Perihal Nama Anak Kiai

Masa remaja saya habiskan di kabupaten Temanggung. Saya nyantri di salah satu pesantren di sana, di Pondok Modern Assalaam. Tamat enam tahun, setingkat SMP dan SMA. Banyak yang bilang mondok di pesantren itu terkekang, tidak bebas, tidak punya privasi dan istilah lain yang memiliki makna serupa. Bisa benar, bisa salah. Tergantung dari keluarga seperti apa dia berasal.

Jika asal keluarganya orang berkemampuan ekonomi yang baik, tentu akan merasa tersiksa hidup di pesantren yang serba sederhana. Jika dia berasal dari keluarga yang biasa-biasa saja, tidak masalah hidup di pesantren, toh sama-sama hidup sederhana. Kalau dia dari keluarga tidak mampu, akan lebih terjamin hidupnya di pesantren. Banyak teman saya di pesantren berasal dari keluarga tidak mampu. Biaya pesantrennya ditanggung oleh orang tua asuh. Ini dari kondisi ekonomi keluarga.


assalaam temanggung,nadia tahsinia,
Kedatangan pertama kali ke pesantren

Permasalahan betah dan tidak memang tidak terbatas pada masalah ekonomi saja, banyak hal lain turut berpengaruh. Saya betah enam tahun di pesantren karena senang memiliki banyak teman. Usia remaja biasanya banyak diwarnai oleh makhluk bernama teman. Di pesantren hidup 24 jam nonstop bersama teman-teman. Kurang enak bagaimana coba?

Saya merasa di pesantren malah lebih bebas daripada di rumah. Jadi tidak sekalipun selama enam tahun itu saya ingin keluar dari pesantren. Saat itu banyak teman-teman yang menangis ketika dijenguk orang tua. Banyak yang tidak kerasan dan ingin pulang. Saya malah sangat betah di sana. Bisa berbulan-bulan tidak pulang ke rumah meskipun ada jatah pulang.

Sudah 16 tahun saya lulus dari pesantren. Adik saya yang gantian masuk ke sana. Dia saya masuk Madrasah 'Aliyah (setingkat SMA). Dulu SMP nya di pondok pesantren Ihsanul Fikri, pesantren yang cuma berjarak satu kilometer dari rumah. Karena ingin mencari tantangan baru, adik saya hijrah ke kota tembakau.

Ada kejadian yang membuat agak tidak enak hati. Di tulisan ini saya klarifikasi sekalian. Kiai saya memiliki putri yang juga sekolah di sana. Adik tingkat saya dua tahun kalau tidak salah. Namanya bagus, Nadia Tahsinia. 

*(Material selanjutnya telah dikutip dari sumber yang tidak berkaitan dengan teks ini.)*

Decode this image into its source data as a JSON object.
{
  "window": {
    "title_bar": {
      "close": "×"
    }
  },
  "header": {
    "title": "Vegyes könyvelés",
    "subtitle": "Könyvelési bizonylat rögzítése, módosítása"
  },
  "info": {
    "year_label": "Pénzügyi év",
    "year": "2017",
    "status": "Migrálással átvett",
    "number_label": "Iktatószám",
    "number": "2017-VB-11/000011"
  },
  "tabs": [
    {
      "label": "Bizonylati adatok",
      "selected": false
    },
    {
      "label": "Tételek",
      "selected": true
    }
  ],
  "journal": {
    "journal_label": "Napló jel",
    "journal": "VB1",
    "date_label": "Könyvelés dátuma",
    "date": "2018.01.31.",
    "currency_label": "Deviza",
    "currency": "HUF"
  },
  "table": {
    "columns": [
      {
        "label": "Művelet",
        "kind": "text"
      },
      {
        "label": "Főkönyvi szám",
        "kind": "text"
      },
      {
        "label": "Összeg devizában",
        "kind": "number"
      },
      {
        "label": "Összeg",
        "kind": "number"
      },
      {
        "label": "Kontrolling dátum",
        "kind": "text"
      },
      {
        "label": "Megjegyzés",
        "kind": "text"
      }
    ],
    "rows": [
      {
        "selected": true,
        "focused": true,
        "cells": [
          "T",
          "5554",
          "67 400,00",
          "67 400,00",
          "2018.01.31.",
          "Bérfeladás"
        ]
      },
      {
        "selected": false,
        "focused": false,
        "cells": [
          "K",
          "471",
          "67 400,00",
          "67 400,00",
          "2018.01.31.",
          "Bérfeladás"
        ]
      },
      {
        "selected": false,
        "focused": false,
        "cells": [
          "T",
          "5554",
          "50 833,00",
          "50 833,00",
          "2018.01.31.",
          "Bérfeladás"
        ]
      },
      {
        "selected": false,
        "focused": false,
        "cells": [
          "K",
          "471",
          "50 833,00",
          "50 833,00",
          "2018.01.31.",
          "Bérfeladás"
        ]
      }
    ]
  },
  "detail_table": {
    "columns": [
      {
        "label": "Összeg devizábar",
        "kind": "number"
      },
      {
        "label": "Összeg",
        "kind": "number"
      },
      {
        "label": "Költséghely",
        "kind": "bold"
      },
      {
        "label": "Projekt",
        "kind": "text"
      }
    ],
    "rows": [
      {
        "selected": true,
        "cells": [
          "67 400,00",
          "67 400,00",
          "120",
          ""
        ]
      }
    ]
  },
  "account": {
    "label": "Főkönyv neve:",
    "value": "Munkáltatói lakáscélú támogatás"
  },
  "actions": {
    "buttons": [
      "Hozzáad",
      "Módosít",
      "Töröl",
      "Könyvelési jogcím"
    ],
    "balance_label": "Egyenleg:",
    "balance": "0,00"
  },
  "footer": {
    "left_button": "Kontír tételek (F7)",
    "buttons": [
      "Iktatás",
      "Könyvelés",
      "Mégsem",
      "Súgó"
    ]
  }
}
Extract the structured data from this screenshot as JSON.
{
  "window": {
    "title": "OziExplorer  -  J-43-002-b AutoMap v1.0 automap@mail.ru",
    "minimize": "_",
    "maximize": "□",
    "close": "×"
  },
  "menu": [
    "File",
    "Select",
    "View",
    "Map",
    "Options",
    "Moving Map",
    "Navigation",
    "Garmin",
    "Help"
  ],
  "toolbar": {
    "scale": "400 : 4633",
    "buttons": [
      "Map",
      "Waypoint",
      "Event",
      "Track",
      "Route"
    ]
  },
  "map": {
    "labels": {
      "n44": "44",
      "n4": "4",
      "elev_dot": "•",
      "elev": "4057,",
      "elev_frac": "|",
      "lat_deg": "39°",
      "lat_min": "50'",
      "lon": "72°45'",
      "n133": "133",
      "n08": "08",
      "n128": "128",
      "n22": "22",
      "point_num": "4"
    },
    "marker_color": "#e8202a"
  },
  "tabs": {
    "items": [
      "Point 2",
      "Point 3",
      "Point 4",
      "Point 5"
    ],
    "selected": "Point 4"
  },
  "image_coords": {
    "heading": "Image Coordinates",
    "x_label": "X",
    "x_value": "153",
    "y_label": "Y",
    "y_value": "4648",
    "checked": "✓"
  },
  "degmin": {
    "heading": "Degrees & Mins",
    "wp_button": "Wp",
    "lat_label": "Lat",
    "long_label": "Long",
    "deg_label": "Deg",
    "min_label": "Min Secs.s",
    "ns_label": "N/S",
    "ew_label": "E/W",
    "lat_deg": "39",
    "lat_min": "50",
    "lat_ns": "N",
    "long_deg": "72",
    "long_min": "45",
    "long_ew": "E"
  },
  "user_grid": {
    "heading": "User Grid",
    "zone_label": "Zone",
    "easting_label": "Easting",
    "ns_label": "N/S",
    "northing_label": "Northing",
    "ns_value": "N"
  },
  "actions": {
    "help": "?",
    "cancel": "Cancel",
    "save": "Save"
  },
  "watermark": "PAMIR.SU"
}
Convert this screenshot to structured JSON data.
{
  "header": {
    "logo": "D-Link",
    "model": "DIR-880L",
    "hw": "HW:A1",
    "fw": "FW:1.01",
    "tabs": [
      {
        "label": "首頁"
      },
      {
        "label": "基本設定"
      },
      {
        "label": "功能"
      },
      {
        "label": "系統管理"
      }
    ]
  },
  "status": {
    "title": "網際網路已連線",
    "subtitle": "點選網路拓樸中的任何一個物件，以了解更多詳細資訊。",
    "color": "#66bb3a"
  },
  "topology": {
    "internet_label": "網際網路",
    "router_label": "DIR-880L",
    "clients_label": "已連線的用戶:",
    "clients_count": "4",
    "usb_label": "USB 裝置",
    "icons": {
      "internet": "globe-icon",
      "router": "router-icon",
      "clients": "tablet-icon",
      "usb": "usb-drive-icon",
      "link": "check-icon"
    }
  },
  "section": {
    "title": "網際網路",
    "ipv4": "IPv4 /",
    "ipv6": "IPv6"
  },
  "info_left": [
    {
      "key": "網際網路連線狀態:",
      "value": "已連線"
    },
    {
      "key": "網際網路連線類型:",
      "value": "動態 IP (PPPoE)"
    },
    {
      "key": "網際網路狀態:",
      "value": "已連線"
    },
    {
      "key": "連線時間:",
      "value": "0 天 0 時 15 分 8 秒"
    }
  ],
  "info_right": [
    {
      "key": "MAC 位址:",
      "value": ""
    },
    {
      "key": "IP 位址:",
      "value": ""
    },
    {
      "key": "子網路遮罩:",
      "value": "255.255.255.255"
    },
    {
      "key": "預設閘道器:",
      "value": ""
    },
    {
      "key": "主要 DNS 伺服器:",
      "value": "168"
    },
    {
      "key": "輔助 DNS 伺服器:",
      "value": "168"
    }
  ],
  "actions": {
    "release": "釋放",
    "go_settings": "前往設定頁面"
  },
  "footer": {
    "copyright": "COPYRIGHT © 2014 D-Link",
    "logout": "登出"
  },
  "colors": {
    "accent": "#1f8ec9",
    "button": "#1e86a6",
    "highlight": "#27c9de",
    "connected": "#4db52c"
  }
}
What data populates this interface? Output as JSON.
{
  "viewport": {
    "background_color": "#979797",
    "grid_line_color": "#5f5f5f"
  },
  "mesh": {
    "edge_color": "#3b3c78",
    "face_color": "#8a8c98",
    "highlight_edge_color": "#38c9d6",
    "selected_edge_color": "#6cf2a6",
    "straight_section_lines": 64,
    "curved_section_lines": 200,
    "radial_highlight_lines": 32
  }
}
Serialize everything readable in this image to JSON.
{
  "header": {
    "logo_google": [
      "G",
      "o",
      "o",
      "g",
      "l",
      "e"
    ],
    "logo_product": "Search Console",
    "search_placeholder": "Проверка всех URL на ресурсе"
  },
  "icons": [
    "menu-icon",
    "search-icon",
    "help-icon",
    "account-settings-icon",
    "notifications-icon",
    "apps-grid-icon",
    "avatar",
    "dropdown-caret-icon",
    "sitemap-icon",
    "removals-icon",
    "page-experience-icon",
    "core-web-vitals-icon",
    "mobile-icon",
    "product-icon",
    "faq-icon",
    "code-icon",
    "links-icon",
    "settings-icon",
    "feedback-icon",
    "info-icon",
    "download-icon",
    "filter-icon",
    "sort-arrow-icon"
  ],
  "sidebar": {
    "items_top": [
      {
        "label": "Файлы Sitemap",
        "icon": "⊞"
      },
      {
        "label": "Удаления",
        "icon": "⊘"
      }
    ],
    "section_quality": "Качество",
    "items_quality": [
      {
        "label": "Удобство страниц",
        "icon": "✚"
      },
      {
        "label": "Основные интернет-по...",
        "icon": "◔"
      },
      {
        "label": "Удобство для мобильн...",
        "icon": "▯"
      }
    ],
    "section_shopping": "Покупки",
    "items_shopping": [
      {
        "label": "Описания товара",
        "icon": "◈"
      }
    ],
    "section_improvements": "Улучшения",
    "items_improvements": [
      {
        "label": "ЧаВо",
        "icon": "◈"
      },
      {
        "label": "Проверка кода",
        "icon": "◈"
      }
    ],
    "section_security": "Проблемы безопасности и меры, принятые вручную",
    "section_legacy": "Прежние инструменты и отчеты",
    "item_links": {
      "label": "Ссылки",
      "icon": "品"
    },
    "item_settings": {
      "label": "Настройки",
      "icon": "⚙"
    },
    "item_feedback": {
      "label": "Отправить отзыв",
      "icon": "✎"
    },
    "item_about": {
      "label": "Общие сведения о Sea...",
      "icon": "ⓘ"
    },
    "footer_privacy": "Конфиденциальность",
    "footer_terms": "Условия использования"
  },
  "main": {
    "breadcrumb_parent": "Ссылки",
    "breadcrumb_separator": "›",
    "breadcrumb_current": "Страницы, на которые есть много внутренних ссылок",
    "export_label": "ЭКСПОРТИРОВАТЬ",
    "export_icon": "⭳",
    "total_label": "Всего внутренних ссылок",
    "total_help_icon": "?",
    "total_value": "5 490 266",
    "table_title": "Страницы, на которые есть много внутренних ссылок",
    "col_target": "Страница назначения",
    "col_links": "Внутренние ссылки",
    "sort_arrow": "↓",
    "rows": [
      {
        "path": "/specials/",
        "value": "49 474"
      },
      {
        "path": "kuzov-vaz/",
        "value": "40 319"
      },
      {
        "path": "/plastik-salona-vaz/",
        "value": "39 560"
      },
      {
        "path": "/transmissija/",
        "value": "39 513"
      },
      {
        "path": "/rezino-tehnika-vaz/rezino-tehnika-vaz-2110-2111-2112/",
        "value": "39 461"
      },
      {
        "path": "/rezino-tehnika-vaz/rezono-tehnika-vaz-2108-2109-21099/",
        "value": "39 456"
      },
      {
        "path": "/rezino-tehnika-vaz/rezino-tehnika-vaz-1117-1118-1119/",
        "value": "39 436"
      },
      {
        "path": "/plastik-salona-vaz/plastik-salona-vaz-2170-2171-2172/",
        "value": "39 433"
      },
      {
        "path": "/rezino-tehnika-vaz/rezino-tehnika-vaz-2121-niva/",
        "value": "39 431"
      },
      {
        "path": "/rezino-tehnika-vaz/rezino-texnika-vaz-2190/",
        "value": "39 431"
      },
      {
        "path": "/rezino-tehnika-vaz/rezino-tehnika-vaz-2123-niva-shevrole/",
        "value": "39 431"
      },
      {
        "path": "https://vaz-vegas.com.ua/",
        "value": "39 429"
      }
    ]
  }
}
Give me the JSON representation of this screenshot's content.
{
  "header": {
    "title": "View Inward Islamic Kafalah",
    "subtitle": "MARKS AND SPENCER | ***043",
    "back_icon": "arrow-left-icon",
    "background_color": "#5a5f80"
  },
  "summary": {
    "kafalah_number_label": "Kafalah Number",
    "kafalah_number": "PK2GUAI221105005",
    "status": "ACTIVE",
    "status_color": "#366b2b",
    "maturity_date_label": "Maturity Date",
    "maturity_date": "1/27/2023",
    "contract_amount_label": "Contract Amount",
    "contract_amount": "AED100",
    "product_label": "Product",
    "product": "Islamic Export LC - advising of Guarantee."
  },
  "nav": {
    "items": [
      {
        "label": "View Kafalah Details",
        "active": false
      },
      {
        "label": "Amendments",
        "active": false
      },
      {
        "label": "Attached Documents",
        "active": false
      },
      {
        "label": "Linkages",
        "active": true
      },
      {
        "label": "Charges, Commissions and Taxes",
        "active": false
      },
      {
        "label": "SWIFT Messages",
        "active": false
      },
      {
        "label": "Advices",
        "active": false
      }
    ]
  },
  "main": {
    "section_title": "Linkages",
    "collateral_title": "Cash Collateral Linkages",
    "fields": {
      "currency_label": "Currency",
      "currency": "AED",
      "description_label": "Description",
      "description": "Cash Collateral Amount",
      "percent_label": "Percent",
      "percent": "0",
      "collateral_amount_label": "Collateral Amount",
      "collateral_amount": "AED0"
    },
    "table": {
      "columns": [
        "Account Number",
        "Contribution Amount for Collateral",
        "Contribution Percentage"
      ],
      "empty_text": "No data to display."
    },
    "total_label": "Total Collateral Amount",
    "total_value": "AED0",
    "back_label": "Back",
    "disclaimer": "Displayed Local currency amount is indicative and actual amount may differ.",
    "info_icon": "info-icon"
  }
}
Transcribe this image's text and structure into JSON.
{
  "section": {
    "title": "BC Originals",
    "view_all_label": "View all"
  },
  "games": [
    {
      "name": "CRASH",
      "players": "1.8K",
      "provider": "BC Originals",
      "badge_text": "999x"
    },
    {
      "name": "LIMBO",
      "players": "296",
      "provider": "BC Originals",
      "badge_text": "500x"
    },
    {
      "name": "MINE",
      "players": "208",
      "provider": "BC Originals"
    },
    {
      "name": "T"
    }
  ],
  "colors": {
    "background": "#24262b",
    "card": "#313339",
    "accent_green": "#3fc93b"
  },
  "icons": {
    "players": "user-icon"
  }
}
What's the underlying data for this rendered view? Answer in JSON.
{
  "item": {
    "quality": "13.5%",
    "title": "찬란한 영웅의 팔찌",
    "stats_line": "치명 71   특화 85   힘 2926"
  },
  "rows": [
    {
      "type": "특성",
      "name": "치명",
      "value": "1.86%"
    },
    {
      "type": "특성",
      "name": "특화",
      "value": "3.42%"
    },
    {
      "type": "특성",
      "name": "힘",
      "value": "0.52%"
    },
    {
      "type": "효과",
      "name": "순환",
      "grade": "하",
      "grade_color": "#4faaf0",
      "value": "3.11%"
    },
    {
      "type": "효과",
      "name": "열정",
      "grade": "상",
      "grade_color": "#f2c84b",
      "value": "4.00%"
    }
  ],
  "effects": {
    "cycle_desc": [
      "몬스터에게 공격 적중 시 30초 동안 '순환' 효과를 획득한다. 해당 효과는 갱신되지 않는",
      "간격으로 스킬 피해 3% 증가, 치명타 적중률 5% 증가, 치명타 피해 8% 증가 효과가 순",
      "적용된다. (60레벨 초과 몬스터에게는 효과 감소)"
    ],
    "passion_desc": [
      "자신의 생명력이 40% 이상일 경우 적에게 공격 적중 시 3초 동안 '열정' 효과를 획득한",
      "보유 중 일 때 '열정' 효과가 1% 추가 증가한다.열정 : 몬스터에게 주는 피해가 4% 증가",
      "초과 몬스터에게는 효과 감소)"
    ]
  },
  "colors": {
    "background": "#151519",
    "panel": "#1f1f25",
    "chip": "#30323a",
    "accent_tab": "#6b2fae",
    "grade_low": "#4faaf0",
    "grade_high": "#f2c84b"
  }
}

Tahun 2005, tahun ketika saya lulus dari pesantren, berbarengan dengan kelahiran adik saya. Bapak menanyakan usulan nama yang bagus buat adik saya. Sontak saya jawab "Nadia Tahsinia." Bapak pun setuju. Tok tok, palu diketuk. Saya tidak berpikir bahwa hal ini akan berbuntut panjang di kemudian hari.

Beberapa teman menerka-nerka bahwa saya dulu "ngefans" anak kiai tersebut. Itu tidak benar. Saya bahkan tidak kenal dan tidak hafal wajah "Nadia Tahsinia versi 1" tersebut. Kalau dengar namanya sih sering, karena dia anak kiai. Santri kudet macam apa yang tidak tahu nama anak kiainya. 

Murni karena menurut saya namanya bagus. Dari bahasa Arab tetapi dengan sedikit penyesuaian dengan bahasa Indonesia. Seperti yang sudah diperkirakan, tidak ada teman saya yang percaya penjelasan saya tersebut.

Dan... tahun ini adik saya, yang bernama sama dengan anak kiai saya, masuk ke pondok pesantren tempat saya mondok. Saya tidak bisa berpikir bagaimana anggapan guru-guru karena nama adik saya sama dengan nama anak kiainya. Mayoritas guru-guru saya waktu itu masih mengajar di sana sekarang.

Kebetulannya lagi, santriwati baru yang menggunakan nama tersebut ada dua orang. Adik saya dan seorang lagi. Saya curiga kakak "Nadia Tahsinia versi 3" ini dulu ngefans sama anak kiai saya.hehe

Tapi ya sudahlah. Sudah tidak penting untuk dibahas. Tulisan ini sebagai klarifikasi saja. Selamat belajar di sana, Adikku, "Nadia Tahsinia versi 2."